No subject that has ever been discussed in the north has met with such an immense and lasting interest as this one. Beneath the pressure of Björnson the movement for the emancipation of women assumed a form of open enmity against man, and introduced a pietistic doctrine of the superiority of women into the literature and public life of Sweden. Should the movement ever force its way into the outposts of declining militarism in Germany, the signs are already to hand that there also the spirit of Björnson will rule.
How was it possible that this manly author with his impetuous and progressive nature should lose his way in the cul-de-sac of Christian asceticism—in the covert places of degeneration—and that having arrived at the time of life when a man’s opinions are matured, he did not find his way out again?
Here we come to the spot where the many conflicting threads of Björnson’s life are knotted together, from whence we arrive at the various stages of his creation, and from them find our way back again to the central point of his being.
A piece of contemporary history and class biography is unfolded in these numerous phases of Björnson’s life, reaches its climax here, runs its course and finds its ending. The political and social type of the ruling middle class is sharply outlined in him, and clearly stamped as though it were in a bronze medal.
But before we come to this chapter, we must examine the course of his development and the appreciation accorded him by his countrymen.
II
It cannot be said that Björnson meets with an unquestioning recognition in the middle classes. The influence of agitators is always most strongly felt by those who are a little below them in the social scale, that is perhaps the reason why Björnson has succeeded in exerting such a great influence upon the Scandinavian peasantry and upon women.

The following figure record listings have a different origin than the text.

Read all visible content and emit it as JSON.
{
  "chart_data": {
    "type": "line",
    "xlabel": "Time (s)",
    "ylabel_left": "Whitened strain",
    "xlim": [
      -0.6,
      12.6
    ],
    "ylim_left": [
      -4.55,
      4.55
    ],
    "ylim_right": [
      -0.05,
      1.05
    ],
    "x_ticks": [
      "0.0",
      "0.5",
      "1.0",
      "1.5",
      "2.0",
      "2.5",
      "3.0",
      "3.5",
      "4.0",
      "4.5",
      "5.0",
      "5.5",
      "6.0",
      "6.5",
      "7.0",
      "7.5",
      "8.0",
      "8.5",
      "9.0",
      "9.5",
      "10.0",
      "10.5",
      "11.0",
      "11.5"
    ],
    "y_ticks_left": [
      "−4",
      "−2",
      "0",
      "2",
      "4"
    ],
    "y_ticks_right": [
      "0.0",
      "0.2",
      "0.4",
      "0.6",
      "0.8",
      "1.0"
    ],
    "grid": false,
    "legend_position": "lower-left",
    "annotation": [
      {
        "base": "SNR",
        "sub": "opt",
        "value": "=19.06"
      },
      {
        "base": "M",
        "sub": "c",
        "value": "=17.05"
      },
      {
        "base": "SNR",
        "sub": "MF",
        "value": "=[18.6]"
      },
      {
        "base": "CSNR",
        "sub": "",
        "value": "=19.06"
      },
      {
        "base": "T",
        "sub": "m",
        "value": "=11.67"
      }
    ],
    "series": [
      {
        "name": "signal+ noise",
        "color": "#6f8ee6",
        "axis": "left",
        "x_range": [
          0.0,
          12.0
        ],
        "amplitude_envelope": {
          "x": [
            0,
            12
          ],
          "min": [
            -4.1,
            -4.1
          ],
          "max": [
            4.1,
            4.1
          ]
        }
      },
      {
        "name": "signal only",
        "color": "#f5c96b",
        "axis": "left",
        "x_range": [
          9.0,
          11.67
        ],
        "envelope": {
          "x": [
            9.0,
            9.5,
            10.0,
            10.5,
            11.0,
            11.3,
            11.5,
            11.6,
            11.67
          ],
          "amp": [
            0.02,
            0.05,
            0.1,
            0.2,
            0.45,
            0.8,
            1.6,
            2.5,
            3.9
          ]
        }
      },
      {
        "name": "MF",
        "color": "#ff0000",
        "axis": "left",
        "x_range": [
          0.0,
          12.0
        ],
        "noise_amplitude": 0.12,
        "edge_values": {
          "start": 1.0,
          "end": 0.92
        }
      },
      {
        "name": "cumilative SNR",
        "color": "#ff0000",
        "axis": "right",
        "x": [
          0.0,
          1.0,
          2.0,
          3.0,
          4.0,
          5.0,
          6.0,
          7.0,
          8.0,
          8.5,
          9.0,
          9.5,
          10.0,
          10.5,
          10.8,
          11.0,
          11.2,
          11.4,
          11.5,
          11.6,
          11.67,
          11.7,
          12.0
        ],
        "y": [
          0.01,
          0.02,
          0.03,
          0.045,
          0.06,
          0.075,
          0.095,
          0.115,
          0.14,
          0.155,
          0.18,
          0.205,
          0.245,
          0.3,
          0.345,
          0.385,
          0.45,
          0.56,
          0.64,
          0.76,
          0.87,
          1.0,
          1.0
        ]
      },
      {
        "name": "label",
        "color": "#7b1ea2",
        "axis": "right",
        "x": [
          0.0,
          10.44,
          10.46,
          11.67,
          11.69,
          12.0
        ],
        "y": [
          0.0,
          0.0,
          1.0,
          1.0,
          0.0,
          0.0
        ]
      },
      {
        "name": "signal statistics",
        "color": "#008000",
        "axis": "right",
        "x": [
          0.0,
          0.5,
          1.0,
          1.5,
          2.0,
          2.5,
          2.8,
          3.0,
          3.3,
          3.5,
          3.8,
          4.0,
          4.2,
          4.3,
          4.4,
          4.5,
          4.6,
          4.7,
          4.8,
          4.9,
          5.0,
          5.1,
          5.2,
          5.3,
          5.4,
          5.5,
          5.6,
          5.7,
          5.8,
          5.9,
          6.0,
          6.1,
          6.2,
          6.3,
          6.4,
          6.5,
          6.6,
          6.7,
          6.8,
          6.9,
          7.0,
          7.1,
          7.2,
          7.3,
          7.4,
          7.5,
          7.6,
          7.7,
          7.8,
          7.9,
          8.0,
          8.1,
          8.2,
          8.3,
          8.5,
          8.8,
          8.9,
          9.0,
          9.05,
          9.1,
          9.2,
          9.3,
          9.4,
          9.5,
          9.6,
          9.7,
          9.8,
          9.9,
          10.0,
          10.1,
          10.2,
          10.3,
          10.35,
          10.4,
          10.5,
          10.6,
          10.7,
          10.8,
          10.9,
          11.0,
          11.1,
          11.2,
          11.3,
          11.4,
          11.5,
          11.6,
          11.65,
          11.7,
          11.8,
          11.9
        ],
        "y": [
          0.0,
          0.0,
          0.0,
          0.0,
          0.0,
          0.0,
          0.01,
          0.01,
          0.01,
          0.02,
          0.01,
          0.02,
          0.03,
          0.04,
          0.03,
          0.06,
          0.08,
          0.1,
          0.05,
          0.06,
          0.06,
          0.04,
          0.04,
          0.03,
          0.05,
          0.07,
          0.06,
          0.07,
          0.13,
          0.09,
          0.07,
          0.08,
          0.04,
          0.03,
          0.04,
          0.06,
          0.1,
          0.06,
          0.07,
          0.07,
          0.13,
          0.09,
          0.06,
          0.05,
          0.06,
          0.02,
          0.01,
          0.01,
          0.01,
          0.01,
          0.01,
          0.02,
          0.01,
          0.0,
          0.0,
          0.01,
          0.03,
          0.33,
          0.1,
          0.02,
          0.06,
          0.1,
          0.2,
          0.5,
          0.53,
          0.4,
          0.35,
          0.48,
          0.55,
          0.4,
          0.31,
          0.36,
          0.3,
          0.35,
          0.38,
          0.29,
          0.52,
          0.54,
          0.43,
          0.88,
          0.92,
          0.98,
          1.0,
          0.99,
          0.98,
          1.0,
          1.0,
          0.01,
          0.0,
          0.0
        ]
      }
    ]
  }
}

A few years ago I was travelling on foot through Norway, aided by the national means of locomotion, the “skyds.” It was slow work, but it afforded me numberless opportunities of coming in contact with the sons of the soil. On one occasion I met with a peasant on his way home from the “saeter,” who was content to be my guide for hours together, and he gave me some insight into his admiration for Björnson as a political speaker; another time, while I was waiting for horses in a “skyds station,” I examined a little book-case which was hanging over the writing table in the superintendent’s room, and there I found an almost complete set of Björnson’s works. And once it was the “skyds” boy himself who asked me if I knew Björnson. All the women teachers and book-keepers who, with knapsacks on their backs, wander across the mountains of their native land, carry his name upon their lips and his books in their hearts. High up at the foot of Skineggen in Jötunheimen, in the midst of eternal snow, I asked a haggard-looking old Valdres peasant who kept the tourist’s house there during the six weeks of summer, which was my nearest way to Björnson, and he answered with an approving smile addressing me in the second person singular: “Thou knowest Björnson, thou art an intelligent young lady. Trust me and I will tell thee all that thou wouldest know.” Whereupon he went indoors and fetched a large map of the Norwegian mountains, which he spread out on the short grass between us, and proceeded to point up and down with his finger into Gudbrandsdal and from thence to the south till he came to a spot where he stopped short, and said: “Here is Aulestad, Björnson’s place. Every one who wishes to go there may do so, thou also.” Then he began a long complicated account of the why and the wherefore Björnson is beloved by the peasant, said that he was a “homely man” who went “straight ahead”; and then he told me of the difficulties that he and his neighbours had encountered in order to hear him speak, and how they had gone long journeys to attend meetings in distant places.
Far from there, in comfortable Denmark, where the peasants are short and round but none the less zealous readers of newspapers and earnest politicians, I met a certain self-confident Sören Sörensen in a third-class railway coupé who bestowed on me the honouring epithet of “intelligent young lady,” because I let him know of my acquaintance with Björnson. Björnson’s name was a sure letter of recommendation among the peasantry of the three Scandinavian countries. It is not very long since he spoke in Jutland in favour of arbitration, universal disarm-ment and public peace, and with his usual cunning, called upon his old antagonists, the pastors, to help him in the name of their religion in the great work of peace. His name had been sufficient to collect around him no less than thirty thousand listeners, even in those years of the apathy and despondency of the Danish people. What is the cause of this immense influence?